Loving myself was a daily struggle: I felt distrust towards my body, always feeling incomplete instead of whole. Self-love wasn’t in my vocabulary; I didn’t think I had permission to focus on my own needs and desires.
But one summer, everything changed. It happened gradually at first, and then suddenly, before I was even aware of the change going on within.

So for this week’s Woman Crush Wednesday blog, I’m doing something a little bit different. I’d like to give you a peek inside the summer I began falling in love with myself.

This is one of my first ever self-portraits when I began my coming out process a few years ago. I didn’t realize at the time I was coming out, but my creative spirit sure knew, and the rest of me caught up later.
That summer I stopped wearing bras and started wearing bright, happy shades of Wet-n-Wild lipstick- fuchsias and tangerines. I bought my first crop top. I started doing pull-ups and took pride in my new growing biceps. I cursed like a sailor, smoked, and rode my bike everywhere. And I started painting.

To an outsider, I probably didn’t look “that” queer, or strong, or proud. But the shift felt remarkable for me.
For the first time in my decades-long struggle with my eating disorder and self-image, I felt happy in my own skin. I had finally quieted those voices in my head — remnants of an extremely conservative religious upbringing — that told me to not trust my body, not to be sexual, not to regard my Self.

That summer, I stopped caring so much about what others expected from me. I gave myself permission to put my own needs first. To value myself in the same way I valued my photography clients. To turn the camera on myself. To see myself, and to celebrate the beauty and complexity that I saw.

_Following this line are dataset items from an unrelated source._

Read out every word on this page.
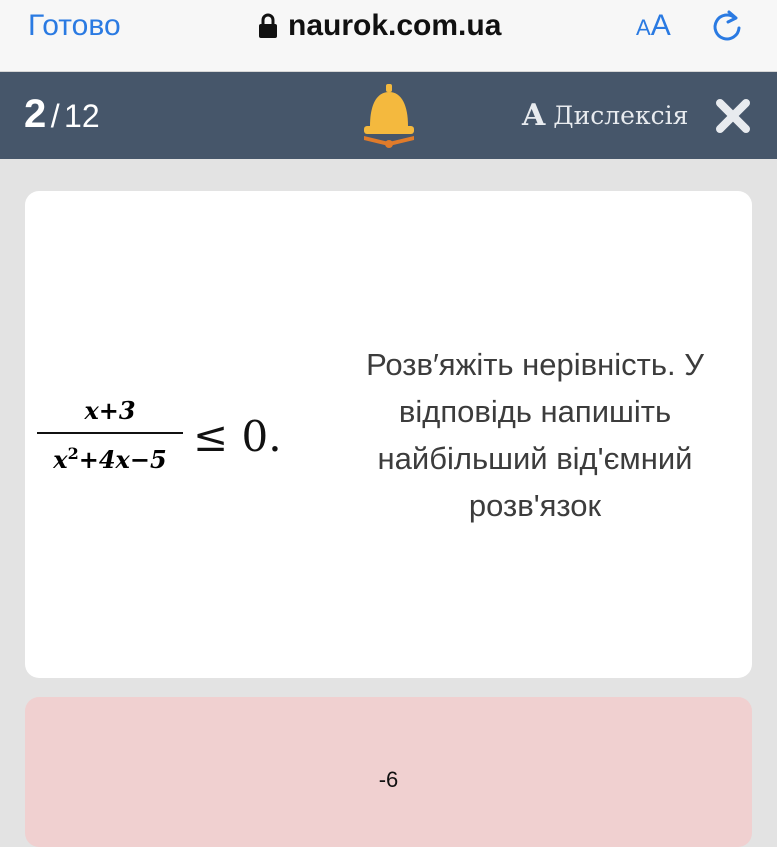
Готово	naurok.com.ua	AA
2 / 12	A Дислексія
x+3
$x^2+4x-5 \le 0$.
Розв′яжіть нерівність. У відповідь напишіть найбільший від'ємний розв'язок
-6
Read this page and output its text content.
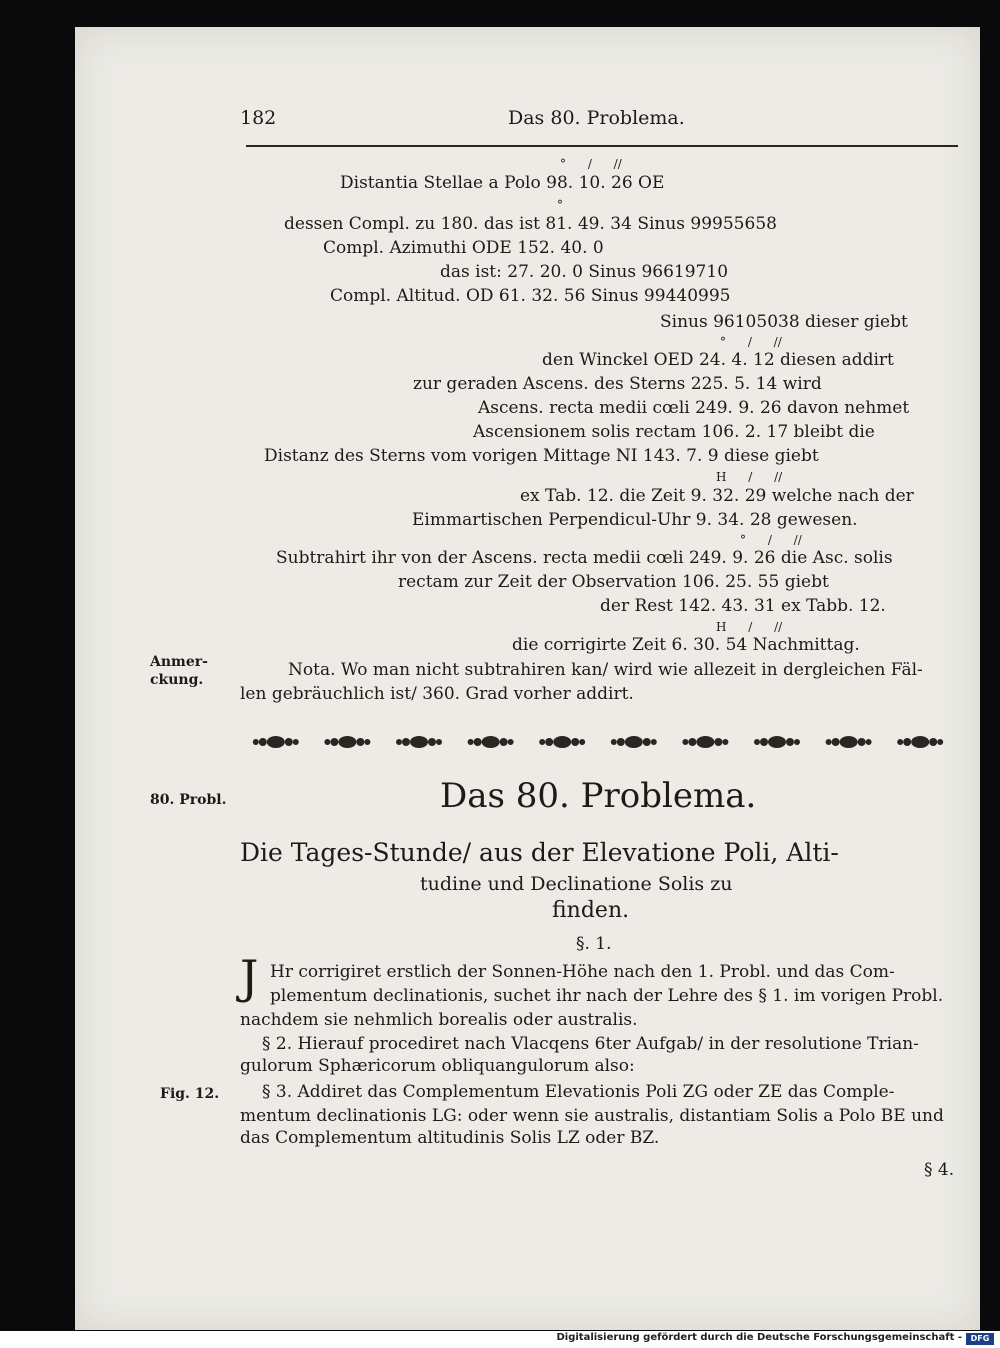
182	Das 80. Problema.
° / //
Distantia Stellae a Polo 98. 10. 26 OE
°
dessen Compl. zu 180. das ist 81. 49. 34 Sinus 99955658
Compl. Azimuthi ODE 152. 40. 0
das ist: 27. 20. 0 Sinus 96619710
Compl. Altitud. OD 61. 32. 56 Sinus 99440995
Sinus 96105038 dieser giebt
° / //
den Winckel OED 24. 4. 12 diesen addirt
zur geraden Ascens. des Sterns 225. 5. 14 wird
Ascens. recta medii cœli 249. 9. 26 davon nehmet
Ascensionem solis rectam 106. 2. 17 bleibt die
Distanz des Sterns vom vorigen Mittage NI 143. 7. 9 diese giebt
H / //
ex Tab. 12. die Zeit 9. 32. 29 welche nach der
Eimmartischen Perpendicul-Uhr 9. 34. 28 gewesen.
° / //
Subtrahirt ihr von der Ascens. recta medii cœli 249. 9. 26 die Asc. solis
rectam zur Zeit der Observation 106. 25. 55 giebt
der Rest 142. 43. 31 ex Tabb. 12.
H / //
die corrigirte Zeit 6. 30. 54 Nachmittag.
Anmer-
ckung.	Nota. Wo man nicht subtrahiren kan/ wird wie allezeit in dergleichen Fäl-
len gebräuchlich ist/ 360. Grad vorher addirt.
80. Probl.	Das 80. Problema.
Die Tages-Stunde/ aus der Elevatione Poli, Alti-
tudine und Declinatione Solis zu
finden.
§. 1.
J Hr corrigiret erstlich der Sonnen-Höhe nach den 1. Probl. und das Com-
plementum declinationis, suchet ihr nach der Lehre des § 1. im vorigen Probl.
nachdem sie nehmlich borealis oder australis.
§ 2. Hierauf procediret nach Vlacqens 6ter Aufgab/ in der resolutione Trian-
gulorum Sphæricorum obliquangulorum also:
Fig. 12.	§ 3. Addiret das Complementum Elevationis Poli ZG oder ZE das Comple-
mentum declinationis LG: oder wenn sie australis, distantiam Solis a Polo BE und
das Complementum altitudinis Solis LZ oder BZ.
§ 4.
Digitalisierung gefördert durch die Deutsche Forschungsgemeinschaft -	DFG
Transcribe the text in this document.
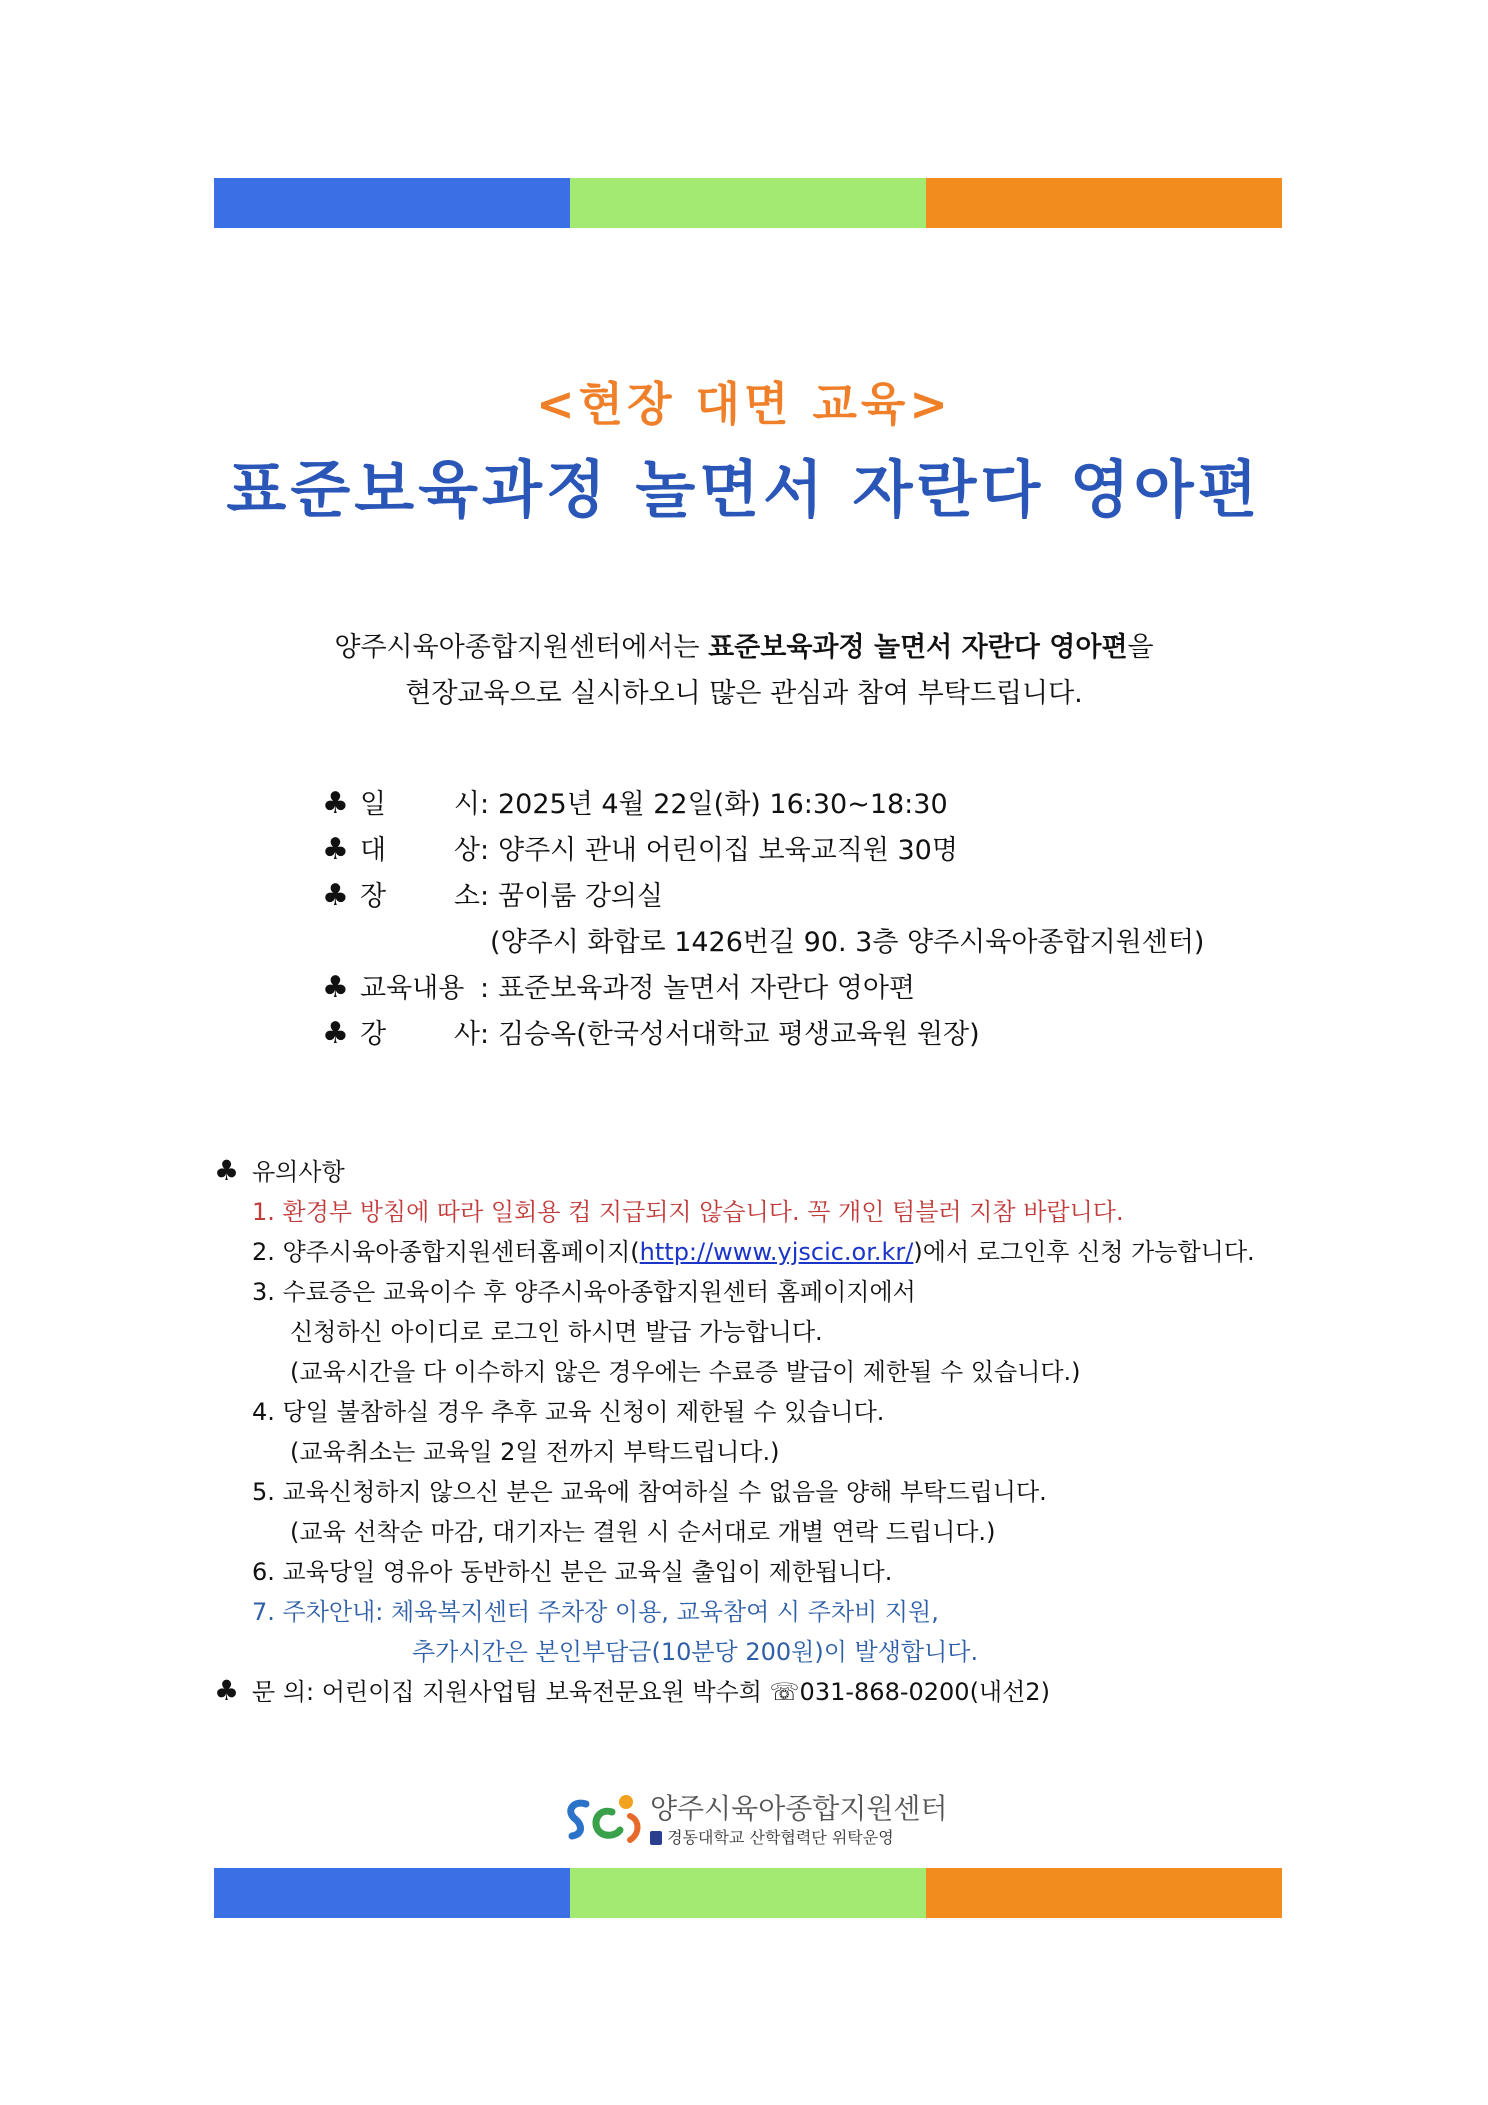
<현장 대면 교육>
표준보육과정 놀면서 자란다 영아편
양주시육아종합지원센터에서는 표준보육과정 놀면서 자란다 영아편을
현장교육으로 실시하오니 많은 관심과 참여 부탁드립니다.
♣ 일	시 : 2025년 4월 22일(화) 16:30~18:30
♣ 대	상 : 양주시 관내 어린이집 보육교직원 30명
♣ 장	소 : 꿈이룸 강의실
(양주시 화합로 1426번길 90. 3층 양주시육아종합지원센터)
♣ 교육내용 : 표준보육과정 놀면서 자란다 영아편
♣ 강	사 : 김승옥(한국성서대학교 평생교육원 원장)
♣ 유의사항
1. 환경부 방침에 따라 일회용 컵 지급되지 않습니다. 꼭 개인 텀블러 지참 바랍니다.
2. 양주시육아종합지원센터홈페이지(http://www.yjscic.or.kr/)에서 로그인후 신청 가능합니다.
3. 수료증은 교육이수 후 양주시육아종합지원센터 홈페이지에서
신청하신 아이디로 로그인 하시면 발급 가능합니다.
(교육시간을 다 이수하지 않은 경우에는 수료증 발급이 제한될 수 있습니다.)
4. 당일 불참하실 경우 추후 교육 신청이 제한될 수 있습니다.
(교육취소는 교육일 2일 전까지 부탁드립니다.)
5. 교육신청하지 않으신 분은 교육에 참여하실 수 없음을 양해 부탁드립니다.
(교육 선착순 마감, 대기자는 결원 시 순서대로 개별 연락 드립니다.)
6. 교육당일 영유아 동반하신 분은 교육실 출입이 제한됩니다.
7. 주차안내: 체육복지센터 주차장 이용, 교육참여 시 주차비 지원,
추가시간은 본인부담금(10분당 200원)이 발생합니다.
♣ 문 의 : 어린이집 지원사업팀 보육전문요원 박수희 ☏031-868-0200(내선2)
양주시육아종합지원센터
경동대학교 산학협력단 위탁운영
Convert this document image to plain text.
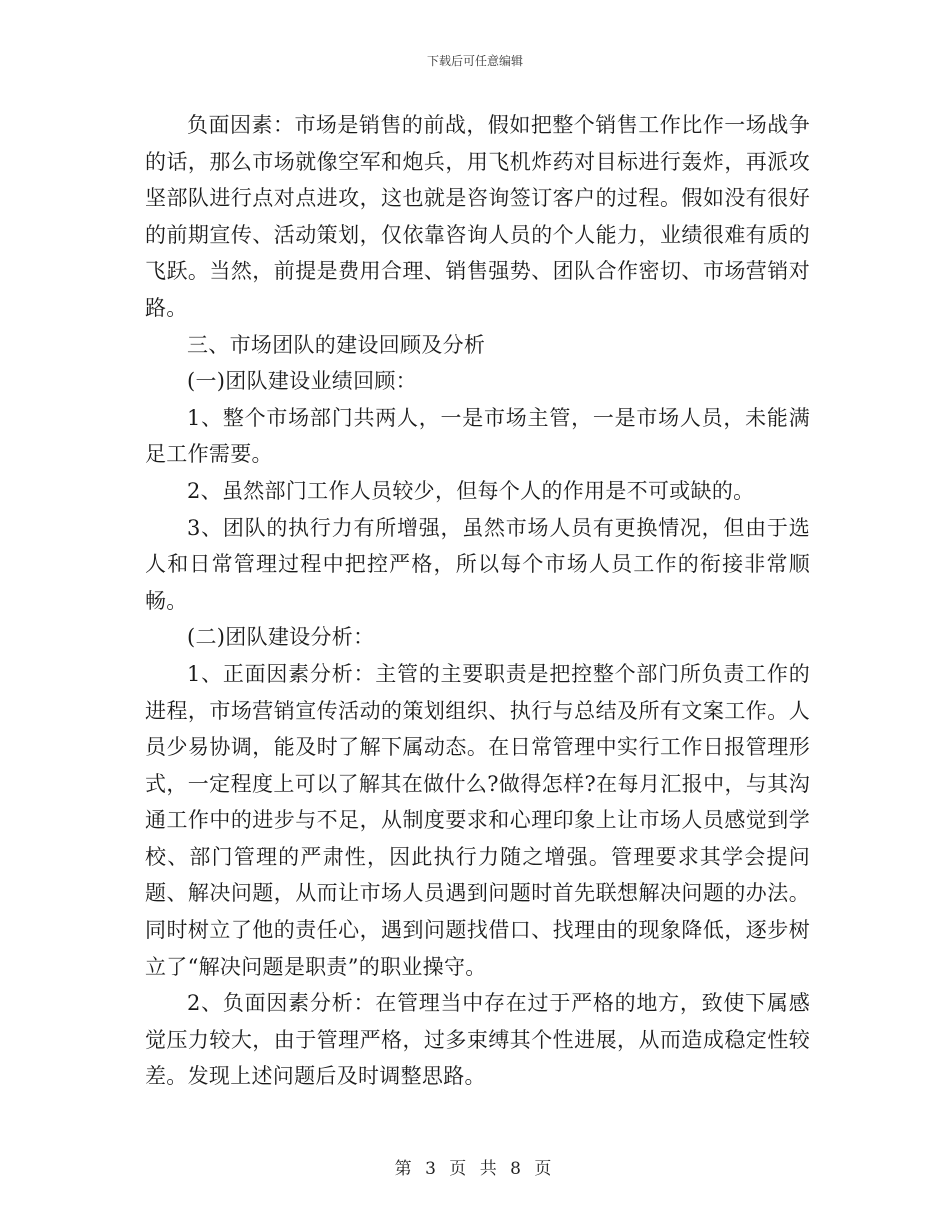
下载后可任意编辑

负面因素：市场是销售的前战，假如把整个销售工作比作一场战争的话，那么市场就像空军和炮兵，用飞机炸药对目标进行轰炸，再派攻坚部队进行点对点进攻，这也就是咨询签订客户的过程。假如没有很好的前期宣传、活动策划，仅依靠咨询人员的个人能力，业绩很难有质的飞跃。当然，前提是费用合理、销售强势、团队合作密切、市场营销对路。

三、市场团队的建设回顾及分析

(一)团队建设业绩回顾：

1、整个市场部门共两人，一是市场主管，一是市场人员，未能满足工作需要。

2、虽然部门工作人员较少，但每个人的作用是不可或缺的。

3、团队的执行力有所增强，虽然市场人员有更换情况，但由于选人和日常管理过程中把控严格，所以每个市场人员工作的衔接非常顺畅。

(二)团队建设分析：

1、正面因素分析：主管的主要职责是把控整个部门所负责工作的进程，市场营销宣传活动的策划组织、执行与总结及所有文案工作。人员少易协调，能及时了解下属动态。在日常管理中实行工作日报管理形式，一定程度上可以了解其在做什么?做得怎样?在每月汇报中，与其沟通工作中的进步与不足，从制度要求和心理印象上让市场人员感觉到学校、部门管理的严肃性，因此执行力随之增强。管理要求其学会提问题、解决问题，从而让市场人员遇到问题时首先联想解决问题的办法。同时树立了他的责任心，遇到问题找借口、找理由的现象降低，逐步树立了“解决问题是职责”的职业操守。

2、负面因素分析：在管理当中存在过于严格的地方，致使下属感觉压力较大，由于管理严格，过多束缚其个性进展，从而造成稳定性较差。发现上述问题后及时调整思路。

第 3 页 共 8 页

Coming out and falling in love with myself is something I’m still doing, and I’m not sure I want it to end.
I spent so much of my life making myself small, trying not to rock the boat. So making myself more visible now—first to myself, and then to others—takes sustained work. On the bad days, I still stifle my voice and dress “modestly” for fear of rejection—by loved ones and strangers alike.

But when I look at these self-portraits, I immediately access that quiet, still place: when I began living without justifying my actions to anyone—myself included. It feels expansive and full of promise. It feels authentic, joyful and easy.
To all my LGBTQ clients: Thank you. You are brave and beautiful. You inspire me to love authentically. You challenge me to stand up for myself and others, to speak up, to “come out” with my own truth and not just hide behind my camera.
Love has no labels. Whether you are straight, queer, polyamorous, or a relationship anarchist, I want to celebrate your personal expression of love and reflect your own beauty back to you through my art.